Australia’s largest telco, Telstra, is cracking down on organisations that use staff without proper accreditation to locate its underground cables prior to excavating.
In an email sent to all accredited plant locating companies in December, Telstra said their accreditation would be permanently revoked if they were found to be using non-accredited individuals, and that their accreditation would be automatically revoked upon expiry of their current accreditation, unless they had taken steps to renew.
In an email sent to all accredited locating contractors, quoted by Trenchless Australia, Telstra said unless all individuals used to undertake location work must have completed their Dial Before You Dig competency assessments.
These assessments had been introduced by Telstra earlier and, according to one report, are much stricter than those previously used. According to a blog post on the Test Equipment web site “Contractors must now undergo both the theory and practical testing and assessment required by Dial Before You Dig. For those contractors wishing to undertake the theory testing, which is done as the first part of the process, a short two day NULCA (National Utility Locating Contractors Association) course is offered by a limited number of training organisations, which is useful to brush up on the knowledge required to undertake the theory assessment, and is also useful in that this information will also better place you to undertake the practical assessment, the second part of the Dial Before You Dig Accreditation process.”

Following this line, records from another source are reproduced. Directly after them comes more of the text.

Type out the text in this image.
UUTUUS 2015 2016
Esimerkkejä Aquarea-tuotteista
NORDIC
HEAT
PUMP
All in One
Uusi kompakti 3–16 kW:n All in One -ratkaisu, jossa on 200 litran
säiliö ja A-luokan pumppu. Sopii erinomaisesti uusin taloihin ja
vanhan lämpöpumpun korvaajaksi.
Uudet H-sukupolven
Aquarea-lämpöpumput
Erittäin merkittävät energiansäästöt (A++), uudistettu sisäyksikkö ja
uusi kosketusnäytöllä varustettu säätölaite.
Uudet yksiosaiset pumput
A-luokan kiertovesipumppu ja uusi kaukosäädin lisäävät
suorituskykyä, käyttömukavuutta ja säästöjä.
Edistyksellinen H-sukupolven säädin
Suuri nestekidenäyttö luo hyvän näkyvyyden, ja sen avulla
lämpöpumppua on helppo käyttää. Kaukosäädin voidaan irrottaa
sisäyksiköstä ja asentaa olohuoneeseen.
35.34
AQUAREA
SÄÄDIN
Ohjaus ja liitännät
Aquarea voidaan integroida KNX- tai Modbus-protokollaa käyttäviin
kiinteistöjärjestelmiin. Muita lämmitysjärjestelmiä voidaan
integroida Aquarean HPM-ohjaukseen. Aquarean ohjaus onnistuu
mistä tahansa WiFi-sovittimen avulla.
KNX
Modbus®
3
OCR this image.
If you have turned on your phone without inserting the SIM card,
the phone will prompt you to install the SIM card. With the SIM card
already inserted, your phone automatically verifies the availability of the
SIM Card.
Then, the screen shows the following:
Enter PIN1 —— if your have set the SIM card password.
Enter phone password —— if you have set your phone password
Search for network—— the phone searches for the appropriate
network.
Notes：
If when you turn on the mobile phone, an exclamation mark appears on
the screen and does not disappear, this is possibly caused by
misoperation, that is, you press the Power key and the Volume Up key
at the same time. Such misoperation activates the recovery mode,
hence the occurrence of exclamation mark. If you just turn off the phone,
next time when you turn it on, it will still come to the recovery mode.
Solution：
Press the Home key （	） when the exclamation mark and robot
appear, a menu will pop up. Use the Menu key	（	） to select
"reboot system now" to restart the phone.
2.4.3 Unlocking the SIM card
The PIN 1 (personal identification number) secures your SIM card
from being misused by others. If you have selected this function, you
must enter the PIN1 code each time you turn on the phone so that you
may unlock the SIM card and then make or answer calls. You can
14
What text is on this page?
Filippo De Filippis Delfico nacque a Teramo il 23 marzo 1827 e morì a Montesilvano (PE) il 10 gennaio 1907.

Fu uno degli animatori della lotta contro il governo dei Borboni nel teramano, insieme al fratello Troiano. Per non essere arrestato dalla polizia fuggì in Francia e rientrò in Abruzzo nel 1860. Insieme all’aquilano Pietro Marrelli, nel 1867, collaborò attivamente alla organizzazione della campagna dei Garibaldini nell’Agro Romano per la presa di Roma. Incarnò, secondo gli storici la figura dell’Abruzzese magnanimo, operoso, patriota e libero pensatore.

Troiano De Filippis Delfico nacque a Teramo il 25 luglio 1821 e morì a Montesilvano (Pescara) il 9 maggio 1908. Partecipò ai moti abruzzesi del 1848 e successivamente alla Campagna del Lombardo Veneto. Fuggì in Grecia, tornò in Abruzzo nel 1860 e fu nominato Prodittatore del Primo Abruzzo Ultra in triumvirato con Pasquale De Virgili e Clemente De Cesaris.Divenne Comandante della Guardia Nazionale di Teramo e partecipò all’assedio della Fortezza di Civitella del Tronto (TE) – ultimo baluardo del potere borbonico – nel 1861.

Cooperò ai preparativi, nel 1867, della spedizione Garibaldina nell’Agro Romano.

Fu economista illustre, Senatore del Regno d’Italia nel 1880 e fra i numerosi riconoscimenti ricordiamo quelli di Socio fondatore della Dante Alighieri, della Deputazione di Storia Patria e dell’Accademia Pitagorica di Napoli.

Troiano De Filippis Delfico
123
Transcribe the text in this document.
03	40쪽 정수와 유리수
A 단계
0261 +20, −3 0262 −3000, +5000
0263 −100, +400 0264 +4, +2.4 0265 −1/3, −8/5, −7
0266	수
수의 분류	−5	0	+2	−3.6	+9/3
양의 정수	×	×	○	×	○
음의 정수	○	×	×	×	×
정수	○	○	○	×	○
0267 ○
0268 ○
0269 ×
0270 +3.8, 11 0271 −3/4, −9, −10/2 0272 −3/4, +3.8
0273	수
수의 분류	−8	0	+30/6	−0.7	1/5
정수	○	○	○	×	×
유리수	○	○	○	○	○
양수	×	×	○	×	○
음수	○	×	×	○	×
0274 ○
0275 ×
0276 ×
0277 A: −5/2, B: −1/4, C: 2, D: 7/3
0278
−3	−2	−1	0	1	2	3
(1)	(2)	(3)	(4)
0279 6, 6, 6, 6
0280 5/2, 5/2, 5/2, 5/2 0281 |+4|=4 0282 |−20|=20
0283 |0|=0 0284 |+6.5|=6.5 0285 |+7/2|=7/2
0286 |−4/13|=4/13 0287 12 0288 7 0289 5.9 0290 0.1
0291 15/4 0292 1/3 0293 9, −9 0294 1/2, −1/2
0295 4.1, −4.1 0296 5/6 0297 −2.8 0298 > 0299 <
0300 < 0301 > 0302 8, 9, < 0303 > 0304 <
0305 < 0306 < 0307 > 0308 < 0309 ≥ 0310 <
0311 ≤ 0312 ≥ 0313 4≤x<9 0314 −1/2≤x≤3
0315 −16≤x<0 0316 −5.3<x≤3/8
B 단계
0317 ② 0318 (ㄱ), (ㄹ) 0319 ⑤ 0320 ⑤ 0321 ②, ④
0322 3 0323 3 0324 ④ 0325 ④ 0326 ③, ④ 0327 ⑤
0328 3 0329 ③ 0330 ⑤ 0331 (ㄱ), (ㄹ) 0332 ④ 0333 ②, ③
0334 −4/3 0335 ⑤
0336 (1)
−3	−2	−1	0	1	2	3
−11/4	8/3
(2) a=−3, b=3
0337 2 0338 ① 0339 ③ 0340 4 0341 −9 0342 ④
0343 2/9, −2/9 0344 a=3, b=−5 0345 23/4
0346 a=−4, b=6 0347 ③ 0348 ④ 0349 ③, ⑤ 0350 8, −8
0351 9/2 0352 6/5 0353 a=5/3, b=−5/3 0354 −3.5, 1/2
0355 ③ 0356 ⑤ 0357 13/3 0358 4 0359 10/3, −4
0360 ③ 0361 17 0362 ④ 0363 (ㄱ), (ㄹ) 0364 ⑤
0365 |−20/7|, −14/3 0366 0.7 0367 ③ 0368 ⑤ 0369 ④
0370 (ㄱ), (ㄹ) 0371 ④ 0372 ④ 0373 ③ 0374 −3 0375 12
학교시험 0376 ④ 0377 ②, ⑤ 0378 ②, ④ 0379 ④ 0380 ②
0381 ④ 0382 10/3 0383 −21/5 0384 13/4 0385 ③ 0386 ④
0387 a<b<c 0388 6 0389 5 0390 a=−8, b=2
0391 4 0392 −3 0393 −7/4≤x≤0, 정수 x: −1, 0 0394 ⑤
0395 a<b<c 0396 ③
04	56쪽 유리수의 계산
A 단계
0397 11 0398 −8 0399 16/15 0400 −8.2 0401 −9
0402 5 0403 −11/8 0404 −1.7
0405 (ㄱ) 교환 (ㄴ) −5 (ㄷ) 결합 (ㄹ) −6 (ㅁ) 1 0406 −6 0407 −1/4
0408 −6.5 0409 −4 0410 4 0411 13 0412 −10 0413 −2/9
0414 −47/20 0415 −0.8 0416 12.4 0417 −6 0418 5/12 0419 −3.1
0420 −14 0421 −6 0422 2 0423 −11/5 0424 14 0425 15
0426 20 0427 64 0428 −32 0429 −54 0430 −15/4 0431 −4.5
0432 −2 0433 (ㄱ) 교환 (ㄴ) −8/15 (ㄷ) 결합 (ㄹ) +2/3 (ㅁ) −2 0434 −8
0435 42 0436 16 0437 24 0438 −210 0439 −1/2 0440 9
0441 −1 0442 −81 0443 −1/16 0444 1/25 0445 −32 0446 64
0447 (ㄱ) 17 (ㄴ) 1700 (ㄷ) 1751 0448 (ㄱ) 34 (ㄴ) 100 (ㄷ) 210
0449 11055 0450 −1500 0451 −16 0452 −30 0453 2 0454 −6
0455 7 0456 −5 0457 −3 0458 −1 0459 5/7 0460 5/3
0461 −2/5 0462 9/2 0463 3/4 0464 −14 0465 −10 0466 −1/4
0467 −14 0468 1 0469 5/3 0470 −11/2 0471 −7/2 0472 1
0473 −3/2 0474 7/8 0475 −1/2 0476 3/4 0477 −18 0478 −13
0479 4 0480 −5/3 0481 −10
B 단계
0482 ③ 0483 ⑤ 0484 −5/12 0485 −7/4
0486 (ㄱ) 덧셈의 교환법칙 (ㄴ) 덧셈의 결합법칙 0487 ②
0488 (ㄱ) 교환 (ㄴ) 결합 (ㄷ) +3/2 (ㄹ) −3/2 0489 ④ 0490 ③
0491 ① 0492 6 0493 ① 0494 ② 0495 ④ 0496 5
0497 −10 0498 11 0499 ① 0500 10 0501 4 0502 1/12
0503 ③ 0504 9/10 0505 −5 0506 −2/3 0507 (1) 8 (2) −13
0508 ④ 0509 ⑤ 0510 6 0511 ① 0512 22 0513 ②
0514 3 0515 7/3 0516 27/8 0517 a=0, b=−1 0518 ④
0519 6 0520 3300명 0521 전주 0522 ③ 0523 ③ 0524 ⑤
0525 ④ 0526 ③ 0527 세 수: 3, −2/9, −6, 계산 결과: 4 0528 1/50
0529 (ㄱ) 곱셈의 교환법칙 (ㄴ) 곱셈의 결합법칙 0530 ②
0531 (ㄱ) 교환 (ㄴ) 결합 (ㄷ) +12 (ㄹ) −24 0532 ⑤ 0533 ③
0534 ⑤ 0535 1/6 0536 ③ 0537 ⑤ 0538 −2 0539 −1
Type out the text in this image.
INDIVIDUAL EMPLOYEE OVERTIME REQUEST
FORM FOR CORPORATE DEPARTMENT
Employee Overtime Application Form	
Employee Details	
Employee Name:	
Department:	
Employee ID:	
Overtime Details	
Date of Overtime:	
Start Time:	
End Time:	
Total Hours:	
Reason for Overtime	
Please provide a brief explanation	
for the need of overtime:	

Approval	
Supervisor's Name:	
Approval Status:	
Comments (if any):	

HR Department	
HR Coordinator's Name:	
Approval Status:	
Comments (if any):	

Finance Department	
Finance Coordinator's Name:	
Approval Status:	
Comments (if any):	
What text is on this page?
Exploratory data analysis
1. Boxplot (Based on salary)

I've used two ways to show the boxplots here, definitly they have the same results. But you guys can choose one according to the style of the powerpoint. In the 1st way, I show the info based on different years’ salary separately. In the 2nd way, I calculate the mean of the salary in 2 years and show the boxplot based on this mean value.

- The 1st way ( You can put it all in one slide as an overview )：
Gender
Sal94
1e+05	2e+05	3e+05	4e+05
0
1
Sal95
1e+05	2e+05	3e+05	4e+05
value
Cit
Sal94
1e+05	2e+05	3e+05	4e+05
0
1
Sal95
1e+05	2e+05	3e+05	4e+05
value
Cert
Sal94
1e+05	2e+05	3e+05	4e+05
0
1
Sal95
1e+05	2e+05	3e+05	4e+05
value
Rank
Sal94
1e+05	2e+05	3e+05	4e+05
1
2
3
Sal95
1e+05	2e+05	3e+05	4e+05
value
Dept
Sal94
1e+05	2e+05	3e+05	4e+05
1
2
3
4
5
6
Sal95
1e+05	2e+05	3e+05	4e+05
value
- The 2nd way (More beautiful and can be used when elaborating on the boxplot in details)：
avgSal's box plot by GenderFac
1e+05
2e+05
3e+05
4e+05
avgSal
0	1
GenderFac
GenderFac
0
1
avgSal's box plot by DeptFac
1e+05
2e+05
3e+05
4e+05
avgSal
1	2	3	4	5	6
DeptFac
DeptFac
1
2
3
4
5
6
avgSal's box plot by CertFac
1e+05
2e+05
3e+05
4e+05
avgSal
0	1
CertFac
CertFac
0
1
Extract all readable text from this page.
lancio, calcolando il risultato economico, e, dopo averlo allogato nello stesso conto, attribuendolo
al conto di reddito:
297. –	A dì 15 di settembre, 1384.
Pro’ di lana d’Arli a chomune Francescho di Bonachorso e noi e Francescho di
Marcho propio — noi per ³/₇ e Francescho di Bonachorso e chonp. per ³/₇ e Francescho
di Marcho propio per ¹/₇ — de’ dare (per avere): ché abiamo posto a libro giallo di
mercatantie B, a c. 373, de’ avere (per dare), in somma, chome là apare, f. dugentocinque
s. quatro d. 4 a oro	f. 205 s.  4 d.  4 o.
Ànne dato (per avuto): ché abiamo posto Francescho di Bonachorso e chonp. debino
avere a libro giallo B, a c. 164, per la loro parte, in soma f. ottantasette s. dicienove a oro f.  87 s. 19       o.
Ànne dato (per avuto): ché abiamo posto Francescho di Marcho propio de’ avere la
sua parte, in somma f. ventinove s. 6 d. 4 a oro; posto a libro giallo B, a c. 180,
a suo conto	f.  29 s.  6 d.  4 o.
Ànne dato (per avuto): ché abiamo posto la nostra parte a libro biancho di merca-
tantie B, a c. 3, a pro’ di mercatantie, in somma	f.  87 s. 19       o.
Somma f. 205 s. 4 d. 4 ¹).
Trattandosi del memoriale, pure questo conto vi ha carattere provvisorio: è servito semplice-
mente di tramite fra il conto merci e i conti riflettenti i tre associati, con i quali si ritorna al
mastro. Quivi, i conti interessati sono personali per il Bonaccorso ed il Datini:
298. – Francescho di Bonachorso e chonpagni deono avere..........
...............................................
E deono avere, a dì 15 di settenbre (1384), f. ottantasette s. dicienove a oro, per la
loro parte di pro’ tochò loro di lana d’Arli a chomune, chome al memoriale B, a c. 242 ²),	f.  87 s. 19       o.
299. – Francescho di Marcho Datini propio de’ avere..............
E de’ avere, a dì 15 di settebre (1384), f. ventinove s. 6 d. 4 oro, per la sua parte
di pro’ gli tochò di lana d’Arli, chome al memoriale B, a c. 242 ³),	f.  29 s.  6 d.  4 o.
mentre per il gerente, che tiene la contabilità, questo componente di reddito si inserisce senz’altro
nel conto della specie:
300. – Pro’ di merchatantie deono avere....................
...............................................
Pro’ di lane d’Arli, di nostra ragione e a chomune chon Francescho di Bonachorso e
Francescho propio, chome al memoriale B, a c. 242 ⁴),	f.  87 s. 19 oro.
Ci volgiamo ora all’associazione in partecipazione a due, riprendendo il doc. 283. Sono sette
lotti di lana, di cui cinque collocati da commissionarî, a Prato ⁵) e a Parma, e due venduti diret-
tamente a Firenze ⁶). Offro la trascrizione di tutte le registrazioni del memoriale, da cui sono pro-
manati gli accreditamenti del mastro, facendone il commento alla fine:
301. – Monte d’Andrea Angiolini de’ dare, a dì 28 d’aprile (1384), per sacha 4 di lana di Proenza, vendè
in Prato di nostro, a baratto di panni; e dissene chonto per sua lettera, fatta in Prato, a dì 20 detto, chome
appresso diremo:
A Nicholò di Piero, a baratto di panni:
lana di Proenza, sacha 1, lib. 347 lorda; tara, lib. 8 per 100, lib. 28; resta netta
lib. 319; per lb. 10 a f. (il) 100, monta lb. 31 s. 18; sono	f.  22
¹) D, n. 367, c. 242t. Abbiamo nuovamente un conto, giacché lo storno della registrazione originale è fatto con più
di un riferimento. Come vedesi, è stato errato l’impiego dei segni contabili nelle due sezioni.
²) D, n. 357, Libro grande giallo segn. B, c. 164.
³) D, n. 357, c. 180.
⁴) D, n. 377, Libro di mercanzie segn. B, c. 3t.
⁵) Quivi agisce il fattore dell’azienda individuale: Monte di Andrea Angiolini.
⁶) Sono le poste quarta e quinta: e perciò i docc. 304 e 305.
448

It said there had been some misunderstanding about the new process. “The part that is least understood is what sort of equipment is required,” the blog said.
“Many contractors contact us, or drop in to our office with a cheap underground service locator, which they have managed to get hold of, but the basic fact of the matter is that it just will not comply with the required list of equipment. The most expensive thing on that list is your underground services locator, or underground utilities locator or underground cable and pipe locator – whatever name you might know it by.
“Gone are the days when you may have been able to buy any underground service locator, get signed off and be let loose as an accredited locator. The underground service locator in particular has a very strict set of requirements, and these must be adhered to strictly in order to undertake the practical assessment.’
It added: “There’s nothing worse than having the wrong equipment, having to outlay thousands of dollars to get the right underground service locator kit and then also have to be re-assessed again (at an additional cost usually) because of a decision based on cost rather than requirements.”
The blog then went into great detail as to the characteristics required of an acceptable locator.